Niché dans le tissu urbain historique de Rennes, l'hôtel de Ferron constitue l'un des témoignages les plus aboutis de l'architecture domestique aristocratique bretonne des règnes de Louis XIV et Louis XV. Loin des fastes tapageurs des châteaux de la Loire, il cultive une élégance sobre et maîtrisée, propre à la noblesse de robe et à la grande bourgeoisie parlementaire rennaise, qui savait conjuguer discrétion de façade et raffinement intérieur. Ce qui distingue immédiatement l'édifice, c'est la qualité de son appareil en granit, matériau roi de la Bretagne, ici traité avec une précision qui rivalise avec les grands hôtels particuliers du royaume. Le portail cintré du rez-de-chaussée, véritable pièce maîtresse de la composition extérieure, ouvre sur un couloir voûté en berceau qui ménage une transition saisissante entre l'agitation de la rue et la sérénité d'une cour intérieure. Ce dispositif d'entrée, hérité de la tradition palatiale française, confère à la demeure une majesté tranquille et souveraine. À l'intérieur, plusieurs salles conservent leurs boiseries d'origine, rehaussées de sculptures dont la finesse témoigne du savoir-faire des artisans rennais de l'époque. Panneaux à moulures, pilastres cannelés, corniches à modillons : chaque détail révèle une conception globale et cohérente du décor, pensée pour impressionner autant que pour séduire. Ces intérieurs constituent aujourd'hui un document architectural de premier ordre pour comprendre le goût des élites bretonnes à l'orée du XVIIIe siècle. Le cadre de l'hôtel de Ferron s'enrichit encore d'une cour et d'un jardin méridionaux, qui prolongeaient autrefois l'espace de vie de ses propriétaires vers la lumière du sud. Si ces espaces verts ont subi les transformations du tissu urbain, ils rappellent que l'hôtel particulier rennais entendait recréer, en ville, un art de vivre à mi-chemin entre le monde urbain et la douceur d'un domaine de campagne. Inscrit aux Monuments Historiques depuis 1967, ce bâtiment demeure un fil d'or dans la trame patrimoniale de la capitale bretonne.

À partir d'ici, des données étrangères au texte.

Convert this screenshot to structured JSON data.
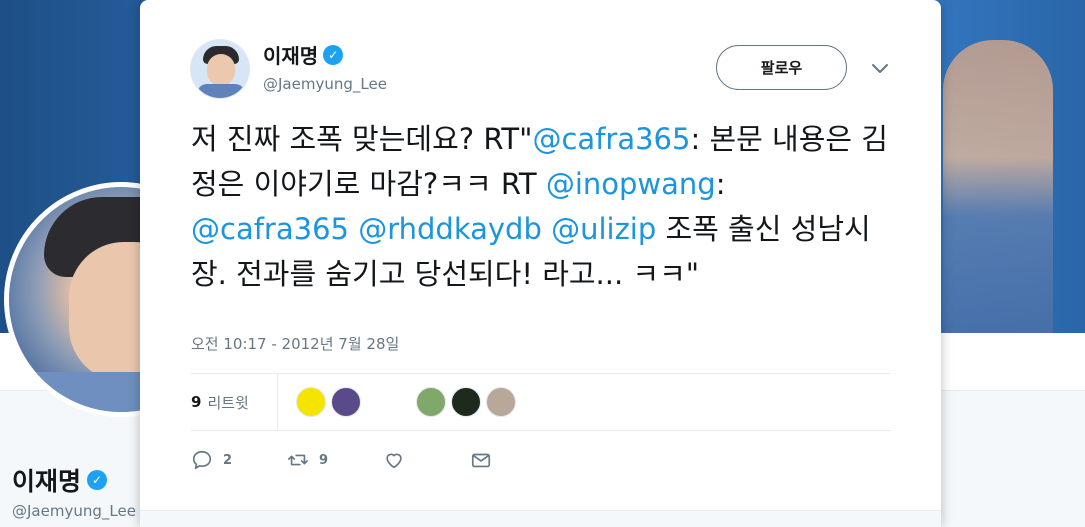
{
  "background_profile": {
    "name": "이재명",
    "handle": "@Jaemyung_Lee"
  },
  "tweet": {
    "author": {
      "name": "이재명",
      "handle": "@Jaemyung_Lee",
      "verified": true
    },
    "follow_label": "팔로우",
    "text_parts": [
      {
        "type": "text",
        "value": "저 진짜 조폭 맞는데요? RT\""
      },
      {
        "type": "mention",
        "value": "@cafra365"
      },
      {
        "type": "text",
        "value": ": 본문 내용은 김정은 이야기로 마감?ㅋㅋ RT "
      },
      {
        "type": "mention",
        "value": "@inopwang"
      },
      {
        "type": "text",
        "value": ": "
      },
      {
        "type": "mention",
        "value": "@cafra365"
      },
      {
        "type": "text",
        "value": " "
      },
      {
        "type": "mention",
        "value": "@rhddkaydb"
      },
      {
        "type": "text",
        "value": " "
      },
      {
        "type": "mention",
        "value": "@ulizip"
      },
      {
        "type": "text",
        "value": " 조폭 출신 성남시장. 전과를 숨기고 당선되다! 라고... ㅋㅋ\""
      }
    ],
    "timestamp": "오전 10:17 - 2012년 7월 28일",
    "retweet_count": "9",
    "retweet_label": "리트윗",
    "retweeters": [
      "#f5e400",
      "#5a4a8a",
      "#7fa86a",
      "#1d2a1d",
      "#b8a89a"
    ],
    "actions": {
      "reply_count": "2",
      "retweet_count": "9",
      "like_count": "",
      "message_count": ""
    }
  },
  "colors": {
    "accent": "#1da1f2",
    "mention": "#1b95e0",
    "secondary_text": "#657786"
  }
}
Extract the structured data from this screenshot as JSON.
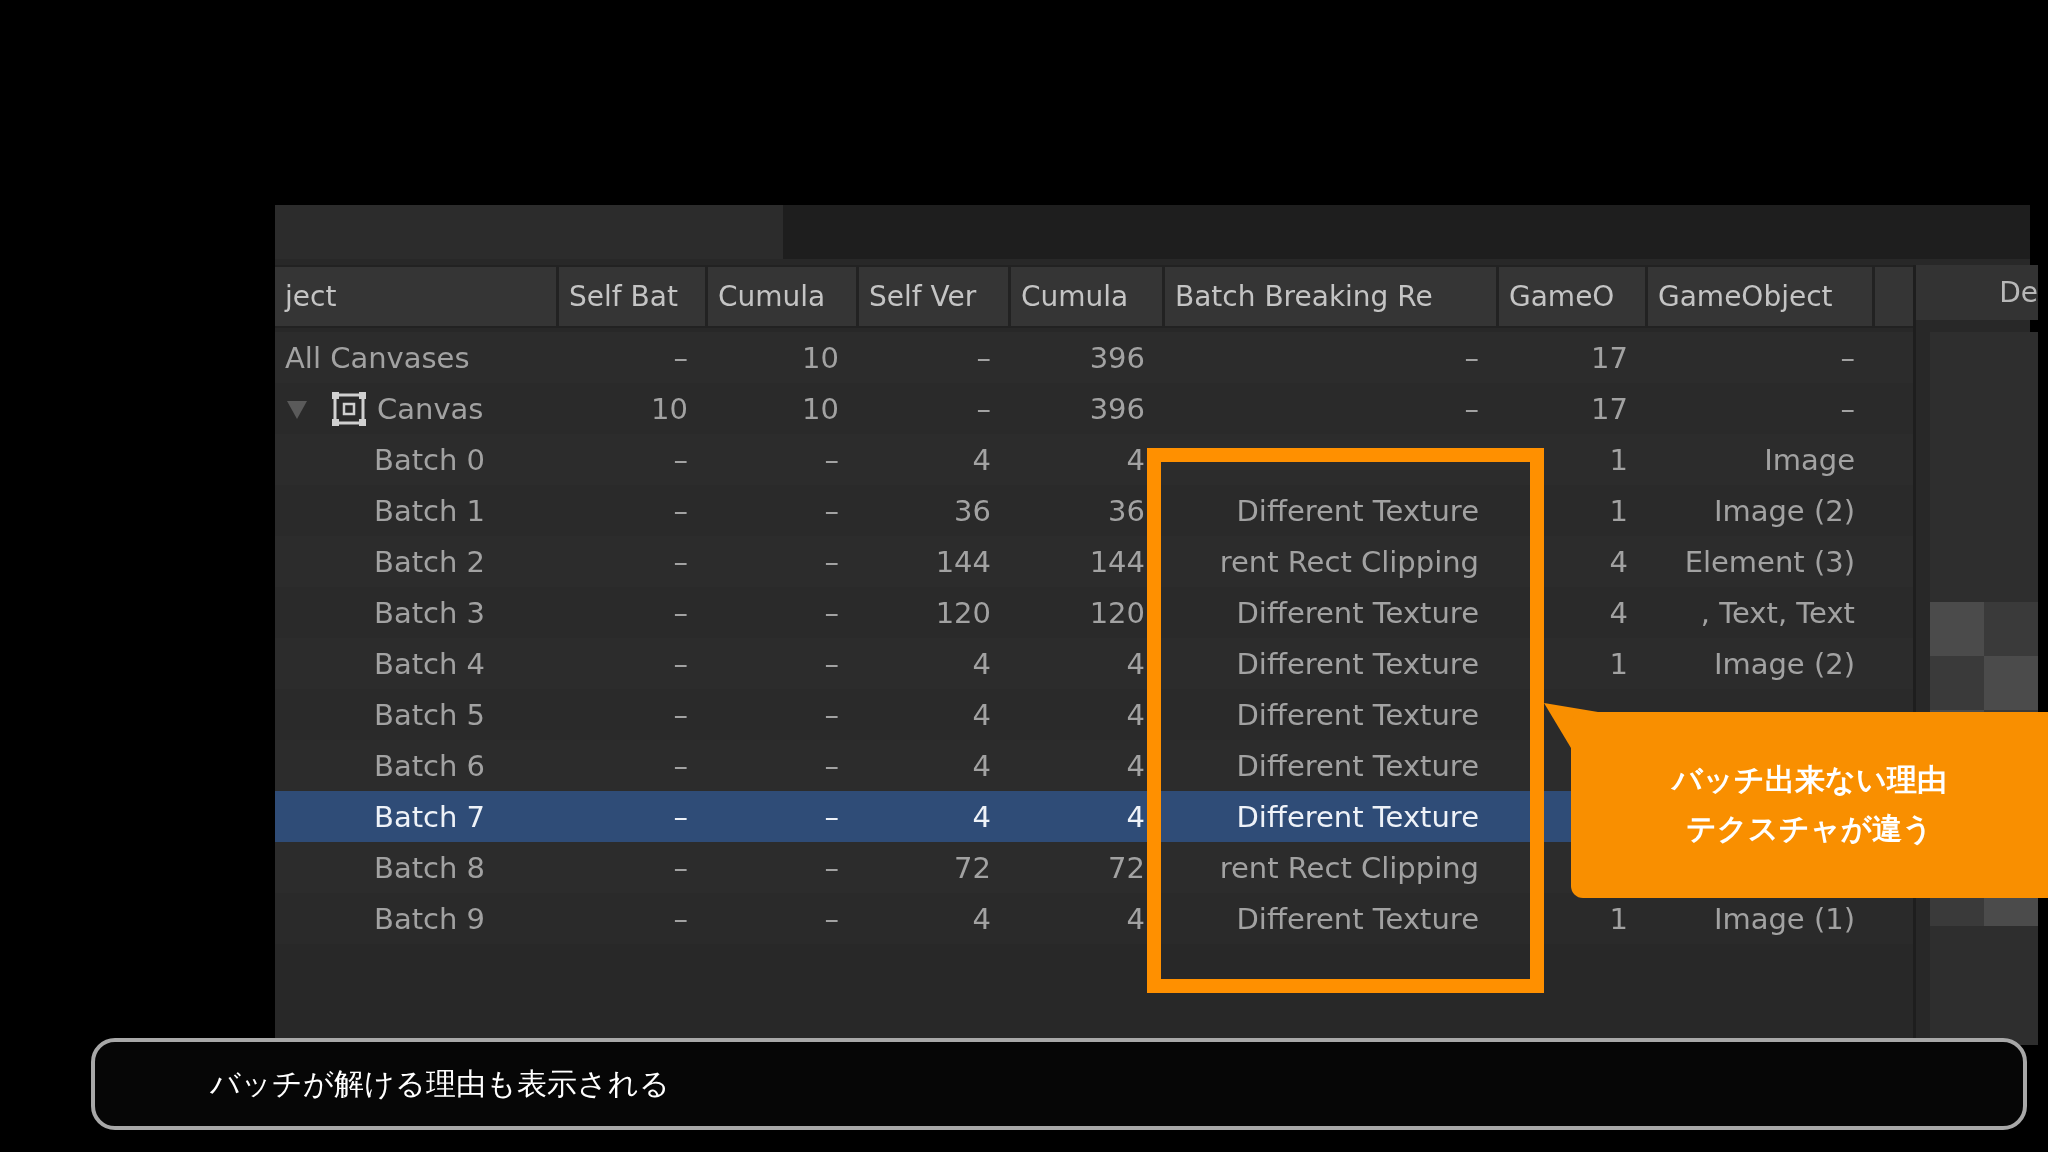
{
  "table": {
    "columns": [
      "ject",
      "Self Bat",
      "Cumula",
      "Self Ver",
      "Cumula",
      "Batch Breaking Re",
      "GameO",
      "GameObject"
    ],
    "rows": [
      {
        "kind": "total",
        "selected": false,
        "cells": [
          "All Canvases",
          "–",
          "10",
          "–",
          "396",
          "–",
          "17",
          "–"
        ]
      },
      {
        "kind": "canvas",
        "selected": false,
        "expanded": true,
        "cells": [
          "Canvas",
          "10",
          "10",
          "–",
          "396",
          "–",
          "17",
          "–"
        ]
      },
      {
        "kind": "batch",
        "selected": false,
        "cells": [
          "Batch 0",
          "–",
          "–",
          "4",
          "4",
          "",
          "1",
          "Image"
        ]
      },
      {
        "kind": "batch",
        "selected": false,
        "cells": [
          "Batch 1",
          "–",
          "–",
          "36",
          "36",
          "Different Texture",
          "1",
          "Image (2)"
        ]
      },
      {
        "kind": "batch",
        "selected": false,
        "cells": [
          "Batch 2",
          "–",
          "–",
          "144",
          "144",
          "rent Rect Clipping",
          "4",
          "Element (3)"
        ]
      },
      {
        "kind": "batch",
        "selected": false,
        "cells": [
          "Batch 3",
          "–",
          "–",
          "120",
          "120",
          "Different Texture",
          "4",
          ", Text, Text"
        ]
      },
      {
        "kind": "batch",
        "selected": false,
        "cells": [
          "Batch 4",
          "–",
          "–",
          "4",
          "4",
          "Different Texture",
          "1",
          "Image (2)"
        ]
      },
      {
        "kind": "batch",
        "selected": false,
        "cells": [
          "Batch 5",
          "–",
          "–",
          "4",
          "4",
          "Different Texture",
          "",
          ""
        ]
      },
      {
        "kind": "batch",
        "selected": false,
        "cells": [
          "Batch 6",
          "–",
          "–",
          "4",
          "4",
          "Different Texture",
          "",
          ""
        ]
      },
      {
        "kind": "batch",
        "selected": true,
        "cells": [
          "Batch 7",
          "–",
          "–",
          "4",
          "4",
          "Different Texture",
          "",
          ""
        ]
      },
      {
        "kind": "batch",
        "selected": false,
        "cells": [
          "Batch 8",
          "–",
          "–",
          "72",
          "72",
          "rent Rect Clipping",
          "",
          ""
        ]
      },
      {
        "kind": "batch",
        "selected": false,
        "cells": [
          "Batch 9",
          "–",
          "–",
          "4",
          "4",
          "Different Texture",
          "1",
          "Image (1)"
        ]
      }
    ]
  },
  "side_panel": {
    "header": "De"
  },
  "callout": {
    "lines": [
      "バッチ出来ない理由",
      "テクスチャが違う"
    ]
  },
  "caption": "バッチが解ける理由も表示される"
}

L'hôtel de Ferron illustre le classicisme provincial breton dans toute sa dignité mesurée. Élevé en granit appareillé partiellement enduit, il allie la robustesse du matériau local à une mise en œuvre soignée qui dément l'image d'austérité souvent associée à l'architecture bretonne. La façade ordonnée révèle une composition sobre où les lignes horizontales dominent, soulignées par une corniche portée à l'ouest par une série de modillons — élément décoratif emprunté au répertoire classique français, signe d'une culture architecturale nourrie des traités de l'époque. Le portail cintré du rez-de-chaussée constitue le pivot de la composition extérieure. Ouverture monumentale à voussure de granit, il introduit à un couloir voûté en berceau qui fonctionne comme un sas entre la rue et la cour intérieure, dispositif typique des hôtels particuliers français de la seconde moitié du XVIIe siècle. Ce couloir voûté, traitement architectural soigné plutôt que simple passage fonctionnel, révèle une attention portée à l'ensemble du parcours du visiteur, depuis le seuil jusqu'aux appartements. Les intérieurs constituent sans doute la richesse la plus précieuse de l'édifice. Plusieurs salles conservent leurs boiseries d'origine, ornées de sculptures finement ciselées — cartouches, rinceaux, pilastres — qui témoignent d'une transition stylistique entre la sévérité du style Louis XIV et la légèreté naissante de la Régence. Ces lambris contribuent à faire de l'hôtel de Ferron un document vivant de l'évolution du goût décoratif en Bretagne au tournant des XVIIe et XVIIIe siècles, dans une région où les influences parisiennes arrivent légèrement décalées, filtrées par une tradition artisanale locale de grande qualité.